Les repreneurs potentiels sont pourtant sûrs de leur coup. Ils demandent à Marc Dubois, toujours président de la SAS du CSSA et à Daniel Guérin président de l’association, de signer un courrier rédigé par le cabinet d’avocats August Debouzy à l’intention du Comité National Olympique. Les avocats des futurs repreneurs, dont fait partie Laurent Cotret, fils de Guy. En date du 13 juillet le courrier fait part de cette demande : "le CSSA vous prie de bien vouloir convoquer, selon la procédure d’urgence sollicitée ci-dessous, en audience de conciliation la Fédération Française de Football".
Le 27 juillet, en conciliation au CNOSF à Paris, la réunion se déroule en présence de MM Dubois et Guérin et des futurs repreneurs MM Cotret, Delamare, Zorca.

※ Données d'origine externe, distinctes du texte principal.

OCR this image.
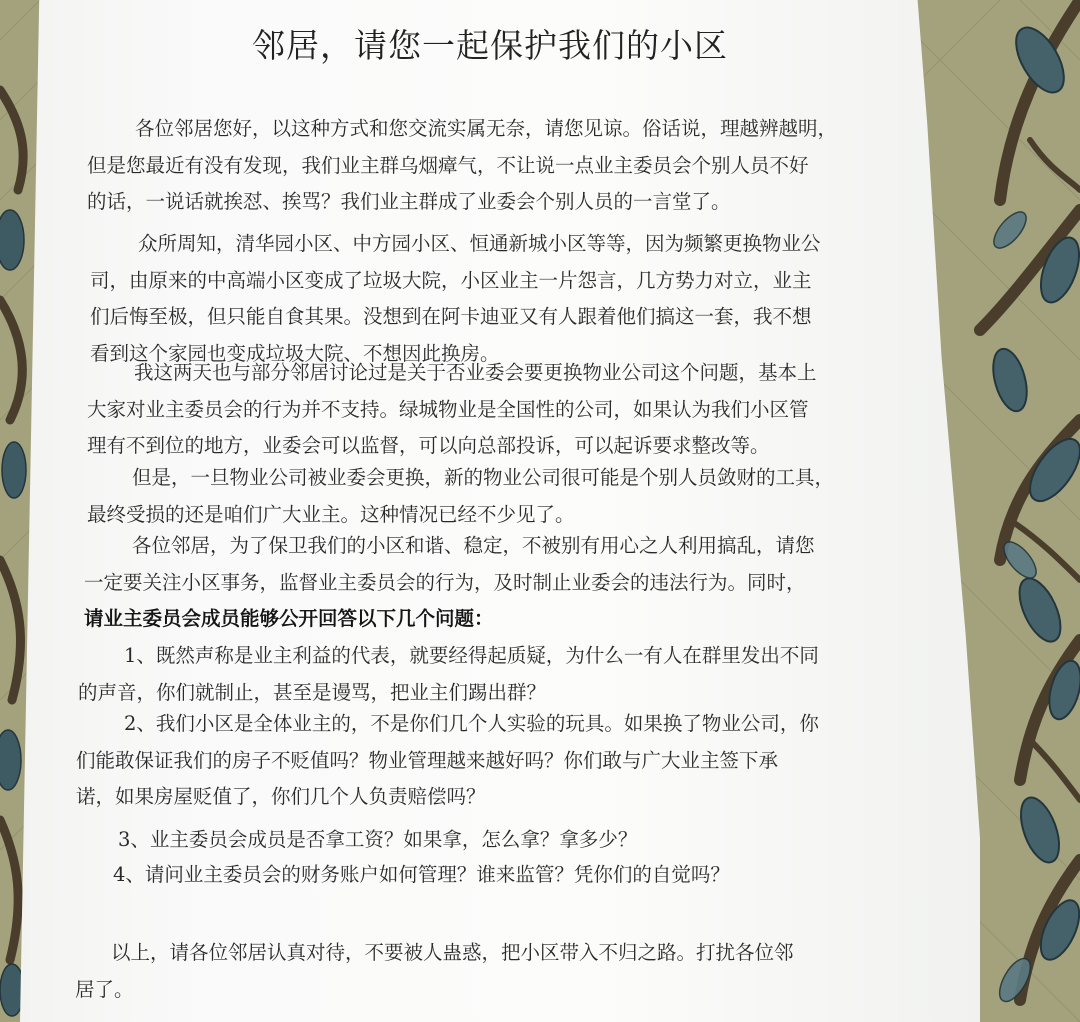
邻居，请您一起保护我们的小区

各位邻居您好，以这种方式和您交流实属无奈，请您见谅。俗话说，理越辨越明，
但是您最近有没有发现，我们业主群乌烟瘴气，不让说一点业主委员会个别人员不好
的话，一说话就挨怼、挨骂？我们业主群成了业委会个别人员的一言堂了。

众所周知，清华园小区、中方园小区、恒通新城小区等等，因为频繁更换物业公
司，由原来的中高端小区变成了垃圾大院，小区业主一片怨言，几方势力对立，业主
们后悔至极，但只能自食其果。没想到在阿卡迪亚又有人跟着他们搞这一套，我不想
看到这个家园也变成垃圾大院、不想因此换房。

我这两天也与部分邻居讨论过是关于否业委会要更换物业公司这个问题，基本上
大家对业主委员会的行为并不支持。绿城物业是全国性的公司，如果认为我们小区管
理有不到位的地方，业委会可以监督，可以向总部投诉，可以起诉要求整改等。

但是，一旦物业公司被业委会更换，新的物业公司很可能是个别人员敛财的工具，
最终受损的还是咱们广大业主。这种情况已经不少见了。

各位邻居，为了保卫我们的小区和谐、稳定，不被别有用心之人利用搞乱，请您
一定要关注小区事务，监督业主委员会的行为，及时制止业委会的违法行为。同时，

请业主委员会成员能够公开回答以下几个问题：

1、既然声称是业主利益的代表，就要经得起质疑，为什么一有人在群里发出不同
的声音，你们就制止，甚至是谩骂，把业主们踢出群？

2、我们小区是全体业主的，不是你们几个人实验的玩具。如果换了物业公司，你
们能敢保证我们的房子不贬值吗？物业管理越来越好吗？你们敢与广大业主签下承
诺，如果房屋贬值了，你们几个人负责赔偿吗？

3、业主委员会成员是否拿工资？如果拿，怎么拿？拿多少？

4、请问业主委员会的财务账户如何管理？谁来监管？凭你们的自觉吗？

以上，请各位邻居认真对待，不要被人蛊惑，把小区带入不归之路。打扰各位邻
居了。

Jean-Luc Warsmann, député, Didier Herbillon, maire de Sedan, Francis Roumy sont aussi de la partie, accompagnés du responsable des supporters du CSSA.
Le CNOSF outrepasse les règlements de la DNCG. Le dernier moment pour transmettre des éléments à la DNCG, c’est devant la commission d’appel. Passé cette audience, on ne peut plus améliorer son dossier.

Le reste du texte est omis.